Resource-Constrained Projects and the Need for Resource Leveling
In most organisations, project schedules are developed based on logical or technical dependencies in the network diagram. These schedules would assume unlimited resources. When the necessary labor, equipment, or skills are not available at the required time, the project becomes resource constrained. In such cases, the original schedule cannot be executed as planned, and resource leveling is required.
How Resource Leveling Resolves the Issue
Resource leveling is the process of adjusting the schedule so that the use of resources does not exceed predefined limits. It accomplishes this by delaying or rescheduling activities while still attempting to meet project objectives.

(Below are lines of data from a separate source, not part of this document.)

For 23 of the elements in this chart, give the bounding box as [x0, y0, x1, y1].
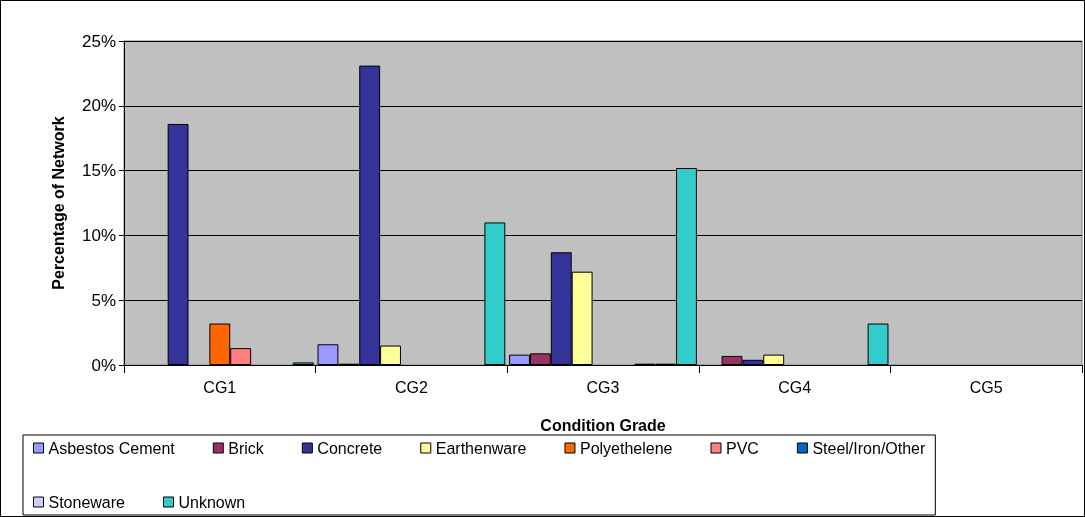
legend-label: Polyethelene	[579, 439, 673, 457]
y-tick-label: 10%	[81, 225, 116, 245]
legend-label: Unknown	[178, 493, 246, 511]
legend-label: Concrete	[317, 439, 383, 457]
x-axis-title: Condition Grade	[540, 416, 666, 434]
y-tick-label: 5%	[91, 290, 116, 310]
y-tick-label: 0%	[91, 355, 116, 375]
y-tick-label: 15%	[81, 161, 116, 181]
legend-label: Earthenware	[435, 439, 527, 457]
legend-label: Steel/Iron/Other	[812, 439, 927, 457]
y-tick-label: 25%	[81, 31, 116, 51]
x-tick-label: CG4	[778, 378, 812, 396]
legend-label: PVC	[725, 439, 759, 457]
x-tick-label: CG3	[586, 378, 620, 396]
bar	[867, 323, 889, 365]
x-tick-label: CG1	[203, 378, 237, 396]
legend-label: Asbestos Cement	[48, 439, 176, 457]
legend-label: Brick	[228, 439, 265, 457]
legend-label: Stoneware	[48, 493, 126, 511]
x-tick-label: CG5	[969, 378, 1003, 396]
y-tick-label: 20%	[81, 96, 116, 116]
x-tick-label: CG2	[394, 378, 428, 396]
y-axis-title: Percentage of Network	[49, 116, 67, 290]
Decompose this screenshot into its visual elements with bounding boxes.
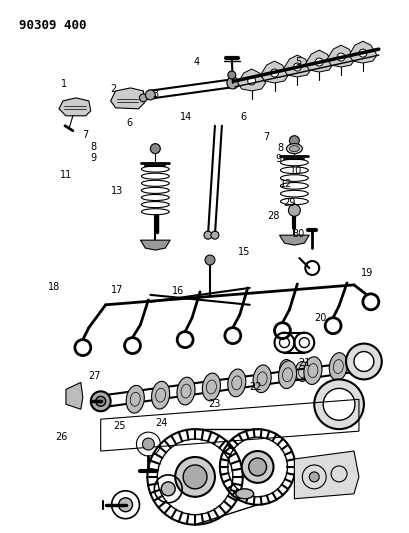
Polygon shape [66,382,83,409]
Circle shape [337,53,345,61]
Text: 8: 8 [278,143,284,153]
Text: 24: 24 [156,418,168,428]
Circle shape [175,457,215,497]
Circle shape [248,77,256,85]
Circle shape [314,379,364,429]
Circle shape [242,451,274,483]
Ellipse shape [152,381,170,409]
Circle shape [359,49,367,57]
Circle shape [96,397,106,406]
Text: 11: 11 [60,171,72,180]
Text: 15: 15 [238,247,250,257]
Text: 14: 14 [180,112,192,122]
Circle shape [227,77,239,89]
Text: 90309 400: 90309 400 [19,19,87,33]
Circle shape [228,71,236,79]
Ellipse shape [329,353,347,381]
Polygon shape [327,45,355,67]
Text: 6: 6 [126,118,133,128]
Text: 28: 28 [267,211,280,221]
Circle shape [142,438,154,450]
Text: 8: 8 [91,142,97,152]
Ellipse shape [253,365,271,393]
Text: 12: 12 [280,179,292,189]
Circle shape [146,90,155,100]
Circle shape [91,391,111,411]
Circle shape [315,58,323,66]
Ellipse shape [177,377,195,405]
Polygon shape [59,98,91,116]
Text: 6: 6 [240,112,246,122]
Circle shape [204,231,212,239]
Text: 27: 27 [88,372,100,381]
Circle shape [290,136,299,146]
Ellipse shape [202,373,220,401]
Ellipse shape [279,361,297,389]
Circle shape [119,498,133,512]
Text: 19: 19 [361,268,373,278]
Circle shape [249,458,267,476]
Text: 16: 16 [172,286,184,296]
Text: 1: 1 [61,78,67,88]
Circle shape [161,482,175,496]
Text: 9: 9 [276,155,282,164]
Polygon shape [305,50,333,72]
Circle shape [139,94,147,102]
Text: 23: 23 [209,399,221,409]
Polygon shape [111,88,144,109]
Polygon shape [349,41,377,63]
Circle shape [151,144,160,154]
Text: 3: 3 [153,89,159,99]
Text: 21: 21 [298,358,310,368]
Circle shape [293,63,301,71]
Circle shape [309,472,319,482]
Circle shape [323,389,355,420]
Circle shape [205,255,215,265]
Text: 7: 7 [263,132,270,142]
Text: 20: 20 [314,313,326,324]
Ellipse shape [236,489,254,499]
Polygon shape [140,240,170,250]
Text: 2: 2 [110,84,116,94]
Polygon shape [261,61,288,83]
Circle shape [270,69,279,77]
Text: 9: 9 [91,153,97,163]
Circle shape [354,352,374,372]
Text: 17: 17 [111,285,124,295]
Polygon shape [279,235,309,245]
Text: 25: 25 [113,421,126,431]
Ellipse shape [228,369,246,397]
Circle shape [211,231,219,239]
Text: 10: 10 [290,166,302,176]
Text: 22: 22 [249,382,261,392]
Ellipse shape [290,146,299,151]
Ellipse shape [286,144,302,154]
Ellipse shape [126,385,144,413]
Text: 4: 4 [193,58,200,67]
Polygon shape [283,55,311,77]
Text: 13: 13 [111,186,123,196]
Text: 26: 26 [55,432,68,442]
Text: 5: 5 [295,58,301,67]
Text: 18: 18 [48,281,60,292]
Text: 30: 30 [292,229,304,239]
Ellipse shape [295,361,309,382]
Polygon shape [238,69,265,91]
Circle shape [346,344,382,379]
Text: 29: 29 [284,198,296,208]
Text: 7: 7 [83,130,89,140]
Circle shape [288,204,300,216]
Ellipse shape [279,360,293,379]
Polygon shape [294,451,359,499]
Ellipse shape [304,357,322,384]
Circle shape [183,465,207,489]
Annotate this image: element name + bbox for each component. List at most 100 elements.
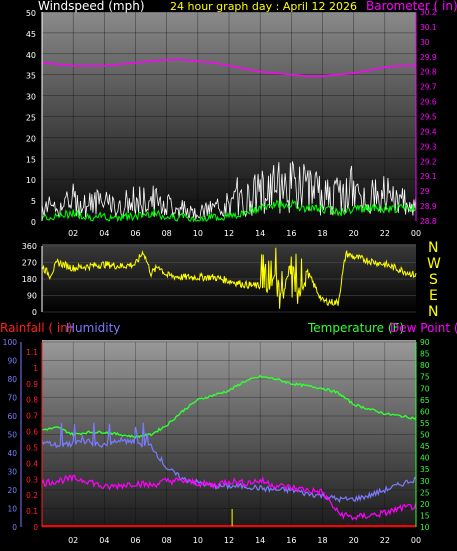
x-tick-label: 10 [193, 229, 203, 238]
left-tick-label: 20 [26, 134, 36, 143]
humidity-tick-label: 10 [7, 505, 17, 514]
temp-tick-label: 50 [420, 431, 430, 440]
temp-tick-label: 10 [420, 523, 430, 532]
right-tick-label: 30.2 [420, 8, 437, 17]
compass-w: W [427, 256, 441, 272]
p3-x-tick-label: 02 [68, 536, 78, 545]
panel2-plot-area [42, 244, 416, 313]
rain-tick-label: 0.7 [26, 412, 38, 421]
temp-tick-label: 45 [420, 442, 430, 451]
rain-tick-label: 0.2 [26, 491, 38, 500]
dew-point-line [41, 474, 417, 521]
humidity-tick-label: 50 [7, 431, 17, 440]
wind-direction-line [41, 247, 417, 309]
p3-x-tick-label: 04 [99, 536, 109, 545]
temp-tick-label: 65 [420, 396, 430, 405]
temp-tick-label: 90 [420, 338, 430, 347]
right-tick-label: 29.7 [420, 83, 437, 92]
windspeed-label: Windspeed (mph) [38, 0, 145, 13]
rain-tick-label: 0.3 [26, 475, 38, 484]
compass-n-top: N [428, 240, 438, 256]
right-tick-label: 30.1 [420, 23, 437, 32]
humidity-tick-label: 90 [7, 357, 17, 366]
right-tick-label: 29.3 [420, 142, 437, 151]
x-tick-label: 20 [349, 229, 359, 238]
p3-x-tick-label: 20 [349, 536, 359, 545]
right-tick-label: 29 [420, 187, 430, 196]
humidity-tick-label: 0 [12, 523, 17, 532]
barometer-label: Barometer ( in) [366, 0, 457, 13]
x-tick-label: 22 [380, 229, 390, 238]
dir-tick-label: 360 [22, 242, 37, 251]
humidity-tick-label: 100 [3, 338, 18, 347]
temp-tick-label: 55 [420, 419, 430, 428]
left-tick-label: 50 [26, 9, 36, 18]
dir-tick-label: 180 [22, 275, 37, 284]
left-tick-label: 10 [26, 176, 36, 185]
rain-tick-label: 0.4 [26, 459, 38, 468]
panel2-chart: 0 90 180 270 360 [22, 242, 417, 317]
x-tick-label: 00 [411, 229, 421, 238]
compass-e: E [429, 288, 438, 304]
left-tick-label: 25 [26, 114, 36, 123]
left-tick-label: 35 [26, 72, 36, 81]
humidity-tick-label: 40 [7, 449, 17, 458]
temp-tick-label: 75 [420, 373, 430, 382]
rain-tick-label: 1 [33, 364, 38, 373]
rain-tick-label: 0.5 [26, 443, 38, 452]
x-tick-label: 04 [99, 229, 109, 238]
p3-x-tick-label: 06 [130, 536, 140, 545]
right-tick-label: 29.5 [420, 113, 437, 122]
temperature-label: Temperature (F) [307, 321, 404, 335]
rain-tick-label: 1.1 [26, 348, 38, 357]
left-tick-label: 15 [26, 155, 36, 164]
dir-tick-label: 0 [32, 308, 37, 317]
x-tick-label: 16 [286, 229, 296, 238]
p3-x-tick-label: 22 [380, 536, 390, 545]
right-tick-label: 29.6 [420, 98, 437, 107]
dew-point-label: Dew Point (F) [390, 321, 457, 335]
right-tick-label: 28.9 [420, 202, 437, 211]
left-tick-label: 5 [31, 197, 36, 206]
panel1-chart: 0 5 10 15 20 25 30 35 40 45 50 28.8 28.9 29 29.1 29.2 29… [26, 8, 437, 238]
right-tick-label: 30 [420, 38, 430, 47]
compass-s: S [429, 272, 438, 288]
rainfall-label: Rainfall ( in) [0, 321, 73, 335]
dir-tick-label: 270 [22, 259, 37, 268]
p3-x-tick-label: 14 [255, 536, 265, 545]
right-tick-label: 29.1 [420, 172, 437, 181]
temp-tick-label: 60 [420, 407, 430, 416]
temp-tick-label: 20 [420, 500, 430, 509]
right-tick-label: 29.9 [420, 53, 437, 62]
temp-tick-label: 40 [420, 454, 430, 463]
left-tick-label: 30 [26, 93, 36, 102]
p3-x-tick-label: 12 [224, 536, 234, 545]
compass-n-bottom: N [428, 304, 438, 320]
humidity-label: Humidity [66, 321, 120, 335]
temp-tick-label: 25 [420, 488, 430, 497]
temp-tick-label: 85 [420, 350, 430, 359]
humidity-tick-label: 60 [7, 412, 17, 421]
rain-tick-label: 0.8 [26, 396, 38, 405]
wind-avg-line [41, 198, 417, 223]
humidity-tick-label: 70 [7, 394, 17, 403]
right-tick-label: 29.8 [420, 68, 437, 77]
p3-x-tick-label: 16 [286, 536, 296, 545]
x-tick-label: 02 [68, 229, 78, 238]
temp-tick-label: 35 [420, 465, 430, 474]
x-tick-label: 14 [255, 229, 265, 238]
x-tick-label: 12 [224, 229, 234, 238]
right-tick-label: 29.4 [420, 127, 437, 136]
right-tick-label: 29.2 [420, 157, 437, 166]
temperature-line [41, 374, 417, 439]
humidity-tick-label: 30 [7, 468, 17, 477]
left-tick-label: 0 [31, 218, 36, 227]
p3-x-tick-label: 18 [317, 536, 327, 545]
barometer-line [41, 59, 416, 77]
p3-x-tick-label: 10 [193, 536, 203, 545]
humidity-tick-label: 20 [7, 486, 17, 495]
rain-tick-label: 0.1 [26, 507, 38, 516]
temp-tick-label: 70 [420, 384, 430, 393]
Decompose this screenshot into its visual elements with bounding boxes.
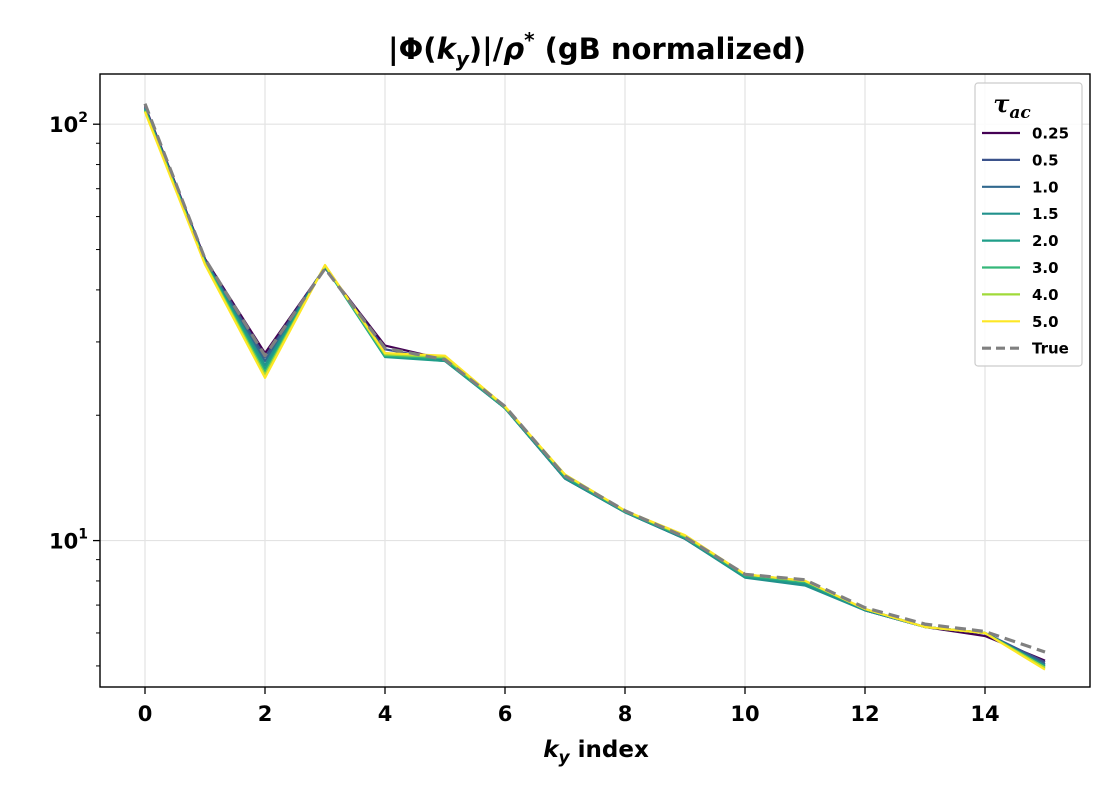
x-tick-label: 2 bbox=[258, 702, 273, 726]
legend-label: 2.0 bbox=[1032, 232, 1059, 250]
x-tick-label: 4 bbox=[378, 702, 393, 726]
legend-title: τac bbox=[993, 89, 1031, 123]
chart-title: |Φ(ky)|/ρ* (gB normalized) bbox=[388, 28, 806, 71]
y-tick-label: 102 bbox=[49, 110, 88, 137]
legend-label: True bbox=[1032, 340, 1069, 358]
plot-frame bbox=[99, 73, 1091, 688]
y-axis-ticks: 101 102 bbox=[49, 110, 100, 667]
x-tick-label: 10 bbox=[730, 702, 759, 726]
y-tick-label: 101 bbox=[49, 527, 88, 554]
legend-label: 1.5 bbox=[1032, 205, 1059, 223]
x-tick-label: 14 bbox=[970, 702, 999, 726]
grid-lines bbox=[100, 74, 1090, 687]
legend-label: 4.0 bbox=[1032, 286, 1059, 304]
x-tick-label: 0 bbox=[138, 702, 153, 726]
legend-label: 0.5 bbox=[1032, 151, 1059, 169]
legend-label: 3.0 bbox=[1032, 259, 1059, 277]
legend-entries: 0.25 0.5 1.0 1.5 2.0 3.0 4.0 5.0 True bbox=[982, 125, 1069, 358]
series-line-true bbox=[143, 103, 1046, 654]
legend-label: 1.0 bbox=[1032, 178, 1059, 196]
x-tick-label: 6 bbox=[498, 702, 513, 726]
x-axis-title: ky index bbox=[543, 737, 649, 768]
legend-label: 0.25 bbox=[1032, 125, 1069, 143]
legend: τac 0.25 0.5 1.0 1.5 2.0 3.0 4.0 5.0 True bbox=[974, 82, 1083, 367]
x-axis-ticks: 0 2 4 6 8 10 12 14 bbox=[138, 687, 1000, 726]
legend-label: 5.0 bbox=[1032, 313, 1059, 331]
x-tick-label: 12 bbox=[850, 702, 879, 726]
x-tick-label: 8 bbox=[618, 702, 633, 726]
series-lines bbox=[143, 103, 1046, 671]
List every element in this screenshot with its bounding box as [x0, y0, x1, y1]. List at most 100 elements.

The Parallel method is one of the most widely used resource leveling techniques because it is systematic, logical, and easy to apply in software tools. It works by one schedule at the start of the day to analyze all the tasks for the day. Check the resources, if they are available, complete or start the task. If not prioritize main tasks. Tasks with lower priority get delayed, move tto the next day and repeat. This method will help manage resources.
General Impact on the Project Schedule
Tasks that cannot be staffed are delayed, which often increases the overall project duration. This is most common when resource constraints affect activities on or near the critical path.
2. Change to the Critical Path
The delay of previously non-critical taksmay reduce or eliminate float, creating new critical paths or extending the existing one.
3. Smoother Resource Usage
The main benefit is a more realistic schedule with resource usage spread more evenly over time. Peaks in demand are reduced, which lowers the risk of burnout, inefficiency, or underutilisation.
Relationship Between the Post-Leveling Schedule and the Rolled-Up (Baseline) Budget
Even if total project cost does not change, when the money is spent, tasks pushed later shift their cost profiles to later periods, causing the overall cash-flow curve (S-curve) to shift to the right, and as a result, monthly or quarterly budget allocations may increase or decrease depending on how activities are redistributed after resource leveling.
The original baseline (scope–schedule–cost) becomes unrealistic if resource leveling significantly modifies the schedule. The post-leveling schedule becomes the new baseline that aligns activity timing, resource usage, and cost distribution.
Earned Value Implications
If the schedule changes but the budget baseline does not, EV metrics become misleading, planned value (PV) curves no longer match actual progress, and performance variances appear inaccurate; therefore, the post-leveling schedule and the rolled-up baseline budget must be aligned to maintain consistency in planning, forecasting, and performance measurement.